I met my dad, who also loves breakfast, at Three Egg Muffins on a recent morning at 8 a.m.—okay, I was running late because my 5-month-old puppy refused to go to the bathroom. Sorry, dad. Anyway, I pulled up to the cute black-and-white-tiled spot across from the Granada and Snuffer’s and next to Betty’s Best Chinese. Three Egg’s owner, a former sushi chef, switched to breakfast a few months ago because his family loved the muffin creations he made for them at home.
Walking in, I was greeted by yellow accents and a sleek, narrow bar. On my left were wooden cabinets and nooks filled with old records, plants, and vintage coffee paraphernalia. Two women had posted up at the bar near a TV screen that flashed only images of New York City. My dad and I claimed the cushy leather seats in the corner by the window.
On the bar was a glass case advertising an example of each type of muffin, both savory and sweet. The sweet category included apple cinnamon, banana nut, peach cream cheese, strawberry cream cheese, and cookies and cream. The savory row included Little Fritta (bacon, ham, onions, spinach, scallions), jalapeño beef sausage, maple sausage, bacon and cheddar, ham and mozzarella, and veggie, which had mushroom, tomato, spinach and onions. All adorable, all relatively cheap at $2.49, with The Original at $1.99.
The sweet muffins packed either fruit or cream cheese inside, and the savory ones had a whole baked egg on the interior. The toppings were appealingly arranged—that is, until we tore into a few to sate our stomachs. We ordered a banana nut, an original, a bacon and cheddar, a ham and mozzarella, a maple sausage, and a veggie. The banana nut was chock full of slivered almonds, sunflower seeds, raisins, and a juicy banana slice at the center. The others combined the slightly sweet muffin bread with savory cheese, egg, and meat on top, resulting in an unexpected but delightful salty-sweetness. Like trail mix, but warm, and way better. The muffin portion did have a tendency to crumble, but the flavors held up—especially in the maple sausage, a best-seller.
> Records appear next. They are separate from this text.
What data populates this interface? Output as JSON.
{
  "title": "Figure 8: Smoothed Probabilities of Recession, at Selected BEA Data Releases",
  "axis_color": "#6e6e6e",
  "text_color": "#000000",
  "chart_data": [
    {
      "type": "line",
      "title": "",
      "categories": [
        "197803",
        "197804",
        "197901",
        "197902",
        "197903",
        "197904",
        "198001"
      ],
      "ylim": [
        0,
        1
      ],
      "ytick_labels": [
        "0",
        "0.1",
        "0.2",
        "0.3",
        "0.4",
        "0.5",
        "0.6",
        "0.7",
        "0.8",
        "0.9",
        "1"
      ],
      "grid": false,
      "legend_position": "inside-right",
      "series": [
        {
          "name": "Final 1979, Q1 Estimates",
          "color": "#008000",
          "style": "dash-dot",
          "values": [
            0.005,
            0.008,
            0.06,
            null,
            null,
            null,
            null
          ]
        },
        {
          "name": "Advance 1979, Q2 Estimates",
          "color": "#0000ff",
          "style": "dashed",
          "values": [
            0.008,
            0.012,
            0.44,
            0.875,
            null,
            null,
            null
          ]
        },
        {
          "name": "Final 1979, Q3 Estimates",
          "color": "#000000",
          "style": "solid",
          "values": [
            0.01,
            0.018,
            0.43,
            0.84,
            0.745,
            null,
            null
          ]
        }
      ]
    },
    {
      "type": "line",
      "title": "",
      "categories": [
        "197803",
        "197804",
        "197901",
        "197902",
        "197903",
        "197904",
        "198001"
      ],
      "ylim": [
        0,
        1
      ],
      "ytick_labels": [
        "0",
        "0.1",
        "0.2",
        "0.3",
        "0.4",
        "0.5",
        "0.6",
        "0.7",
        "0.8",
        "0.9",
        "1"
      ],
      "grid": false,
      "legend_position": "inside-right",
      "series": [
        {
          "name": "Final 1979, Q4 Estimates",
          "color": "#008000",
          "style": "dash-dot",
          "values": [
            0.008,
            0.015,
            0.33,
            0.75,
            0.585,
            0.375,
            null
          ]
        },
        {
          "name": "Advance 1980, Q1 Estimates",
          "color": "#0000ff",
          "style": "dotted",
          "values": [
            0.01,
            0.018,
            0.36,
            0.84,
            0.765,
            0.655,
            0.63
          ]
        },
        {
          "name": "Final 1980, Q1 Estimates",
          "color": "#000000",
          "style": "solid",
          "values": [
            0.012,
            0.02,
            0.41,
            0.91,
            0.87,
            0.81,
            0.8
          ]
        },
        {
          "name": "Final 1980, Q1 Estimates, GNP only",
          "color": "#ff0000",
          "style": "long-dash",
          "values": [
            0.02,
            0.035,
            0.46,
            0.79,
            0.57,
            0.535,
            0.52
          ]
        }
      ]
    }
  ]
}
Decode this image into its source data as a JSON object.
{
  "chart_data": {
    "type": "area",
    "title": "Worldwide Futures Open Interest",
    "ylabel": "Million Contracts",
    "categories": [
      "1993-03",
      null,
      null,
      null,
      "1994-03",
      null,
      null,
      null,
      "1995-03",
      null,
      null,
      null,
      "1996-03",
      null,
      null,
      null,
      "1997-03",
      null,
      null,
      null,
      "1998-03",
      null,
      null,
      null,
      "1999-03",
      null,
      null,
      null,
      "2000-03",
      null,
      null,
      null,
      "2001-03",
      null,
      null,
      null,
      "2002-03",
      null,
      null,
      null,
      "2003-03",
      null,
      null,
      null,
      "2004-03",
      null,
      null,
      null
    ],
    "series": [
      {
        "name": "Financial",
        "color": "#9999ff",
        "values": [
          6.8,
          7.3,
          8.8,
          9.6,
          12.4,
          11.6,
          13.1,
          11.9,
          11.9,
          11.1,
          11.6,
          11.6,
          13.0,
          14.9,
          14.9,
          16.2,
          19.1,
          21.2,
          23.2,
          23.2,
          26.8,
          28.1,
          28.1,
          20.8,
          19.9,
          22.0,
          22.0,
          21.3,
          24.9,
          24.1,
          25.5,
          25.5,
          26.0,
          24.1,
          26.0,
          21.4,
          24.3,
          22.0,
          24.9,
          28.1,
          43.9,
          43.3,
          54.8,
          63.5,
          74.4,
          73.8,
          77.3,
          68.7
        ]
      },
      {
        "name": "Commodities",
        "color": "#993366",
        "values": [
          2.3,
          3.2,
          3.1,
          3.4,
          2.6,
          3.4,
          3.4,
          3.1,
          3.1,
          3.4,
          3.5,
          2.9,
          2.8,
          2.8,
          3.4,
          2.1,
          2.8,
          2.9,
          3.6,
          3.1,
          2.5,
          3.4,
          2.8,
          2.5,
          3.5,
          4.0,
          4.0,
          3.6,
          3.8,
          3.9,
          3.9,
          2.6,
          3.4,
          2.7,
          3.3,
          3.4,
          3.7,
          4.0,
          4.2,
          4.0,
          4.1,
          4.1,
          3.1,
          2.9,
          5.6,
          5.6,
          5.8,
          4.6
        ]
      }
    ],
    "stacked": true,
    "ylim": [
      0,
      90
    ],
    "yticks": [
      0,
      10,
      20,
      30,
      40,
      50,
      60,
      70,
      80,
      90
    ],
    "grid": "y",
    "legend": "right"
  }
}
We washed our nuggets of egg-muffin goodness down with java from Richardson’s Eiland Coffee Roasters, which was also reasonably priced at $2.50, with a latte costing $3. These days, spending 10 or 12 bucks on a breakfast taco and a coffee drink is normal. Getting a souped-up muffin and a coffee for $5 flat is a steal.
My dad and I agreed: at these prices and quality, we might have to make this our new breakfast spot.